Wash the cleaned whole rainbow trout gently in salt water to remove any unpleasant tastes. Pat the rainbow trout dry with paper towels.
Heat the smoker to approximately 150 degrees F. Use chunks of wood, approximately 3-inches square that produce a mild flavored smoke, such as alder, oak, pecan or apple.
Spread the trout open and lay on the grill. When smoking more than one make certain they are approximately 2 inches apart so the smoke can envelop all of the fish equally.
Smoke the rainbow trout for 25 to 30 minutes.

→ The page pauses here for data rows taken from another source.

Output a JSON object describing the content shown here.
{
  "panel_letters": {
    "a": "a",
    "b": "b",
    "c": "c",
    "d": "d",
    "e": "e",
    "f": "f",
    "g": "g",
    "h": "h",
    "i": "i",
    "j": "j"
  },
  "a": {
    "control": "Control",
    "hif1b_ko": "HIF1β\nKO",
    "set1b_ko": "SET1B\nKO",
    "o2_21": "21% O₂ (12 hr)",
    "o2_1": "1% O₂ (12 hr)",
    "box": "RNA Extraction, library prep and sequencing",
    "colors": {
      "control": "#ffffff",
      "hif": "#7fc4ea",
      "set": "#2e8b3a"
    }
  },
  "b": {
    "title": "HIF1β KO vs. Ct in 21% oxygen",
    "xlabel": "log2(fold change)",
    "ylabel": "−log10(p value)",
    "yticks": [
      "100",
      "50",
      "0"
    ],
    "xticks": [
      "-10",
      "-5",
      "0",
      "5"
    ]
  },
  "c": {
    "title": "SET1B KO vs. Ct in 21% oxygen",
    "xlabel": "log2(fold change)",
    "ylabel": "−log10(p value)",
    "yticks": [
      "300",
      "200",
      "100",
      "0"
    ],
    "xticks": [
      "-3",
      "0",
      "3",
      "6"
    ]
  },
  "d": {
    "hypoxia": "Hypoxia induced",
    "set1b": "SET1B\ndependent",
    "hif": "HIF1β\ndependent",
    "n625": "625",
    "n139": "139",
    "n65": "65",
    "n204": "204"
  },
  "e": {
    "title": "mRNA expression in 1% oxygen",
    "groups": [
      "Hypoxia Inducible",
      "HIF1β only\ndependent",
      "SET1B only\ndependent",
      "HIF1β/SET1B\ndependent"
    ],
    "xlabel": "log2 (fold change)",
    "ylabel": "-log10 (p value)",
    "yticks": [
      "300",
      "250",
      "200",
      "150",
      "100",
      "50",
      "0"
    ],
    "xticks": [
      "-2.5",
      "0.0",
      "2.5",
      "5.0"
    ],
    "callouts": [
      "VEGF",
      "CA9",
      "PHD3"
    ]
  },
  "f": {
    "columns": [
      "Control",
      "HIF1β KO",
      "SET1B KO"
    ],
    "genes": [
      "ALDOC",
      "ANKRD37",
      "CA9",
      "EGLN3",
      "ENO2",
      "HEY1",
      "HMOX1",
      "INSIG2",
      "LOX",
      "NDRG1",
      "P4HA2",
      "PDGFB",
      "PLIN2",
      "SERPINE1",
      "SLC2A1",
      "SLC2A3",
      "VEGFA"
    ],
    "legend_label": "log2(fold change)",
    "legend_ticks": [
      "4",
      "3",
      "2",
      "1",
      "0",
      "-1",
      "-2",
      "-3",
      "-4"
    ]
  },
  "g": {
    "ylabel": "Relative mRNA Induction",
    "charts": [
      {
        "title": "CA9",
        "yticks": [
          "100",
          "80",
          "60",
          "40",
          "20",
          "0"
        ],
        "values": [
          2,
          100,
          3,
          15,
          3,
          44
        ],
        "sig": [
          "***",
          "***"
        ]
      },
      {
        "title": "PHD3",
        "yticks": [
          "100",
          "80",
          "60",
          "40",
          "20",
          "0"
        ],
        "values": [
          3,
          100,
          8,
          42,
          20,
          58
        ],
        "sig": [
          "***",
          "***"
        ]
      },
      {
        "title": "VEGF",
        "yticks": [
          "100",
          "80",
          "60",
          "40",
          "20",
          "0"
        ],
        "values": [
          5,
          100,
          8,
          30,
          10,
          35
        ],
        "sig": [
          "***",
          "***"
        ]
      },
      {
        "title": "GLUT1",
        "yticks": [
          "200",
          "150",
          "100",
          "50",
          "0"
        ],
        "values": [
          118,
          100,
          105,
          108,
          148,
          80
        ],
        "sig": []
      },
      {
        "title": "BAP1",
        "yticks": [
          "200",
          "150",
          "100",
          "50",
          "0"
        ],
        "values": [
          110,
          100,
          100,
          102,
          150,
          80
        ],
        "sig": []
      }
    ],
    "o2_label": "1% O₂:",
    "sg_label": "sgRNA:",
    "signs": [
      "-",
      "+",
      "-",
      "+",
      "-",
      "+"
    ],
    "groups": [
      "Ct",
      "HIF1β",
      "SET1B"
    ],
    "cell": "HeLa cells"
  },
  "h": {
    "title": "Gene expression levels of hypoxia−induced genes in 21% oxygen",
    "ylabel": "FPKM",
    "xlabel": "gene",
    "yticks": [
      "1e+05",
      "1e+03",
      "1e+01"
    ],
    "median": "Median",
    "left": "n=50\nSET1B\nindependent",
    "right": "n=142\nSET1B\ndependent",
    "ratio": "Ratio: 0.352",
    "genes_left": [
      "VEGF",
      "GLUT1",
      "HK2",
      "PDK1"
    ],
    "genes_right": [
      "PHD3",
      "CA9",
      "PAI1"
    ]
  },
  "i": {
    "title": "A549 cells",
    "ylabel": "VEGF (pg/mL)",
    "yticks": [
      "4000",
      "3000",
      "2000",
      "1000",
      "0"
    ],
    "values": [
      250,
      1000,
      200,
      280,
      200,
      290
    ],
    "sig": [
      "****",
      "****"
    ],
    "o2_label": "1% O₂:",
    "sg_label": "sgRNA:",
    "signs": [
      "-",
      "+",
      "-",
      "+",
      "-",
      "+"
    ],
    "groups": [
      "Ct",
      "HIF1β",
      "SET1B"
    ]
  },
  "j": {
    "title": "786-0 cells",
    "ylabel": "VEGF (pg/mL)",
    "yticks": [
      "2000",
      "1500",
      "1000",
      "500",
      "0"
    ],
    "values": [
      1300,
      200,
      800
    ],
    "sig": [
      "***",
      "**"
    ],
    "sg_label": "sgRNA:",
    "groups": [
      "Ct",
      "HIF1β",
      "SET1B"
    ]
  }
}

This initial smoke will dry and firm up the fish for the next phase of smoking.
Raise the temperature to 225 degrees F and smoke the trout for an additional 30 minutes depending upon the size and conditions under which it is smoked.
Measure the temperature of the rainbow trout with a digital stem meat thermometer by inserting it into the interior of the fish through the underside. The fish is safe to eat when it reaches 140 degrees F. Do not allow the internal temperature to go beyond 150 degrees F because it becomes dry and the taste is affected. Remove the fish from the smoker with a pair of metal tongs and enjoy.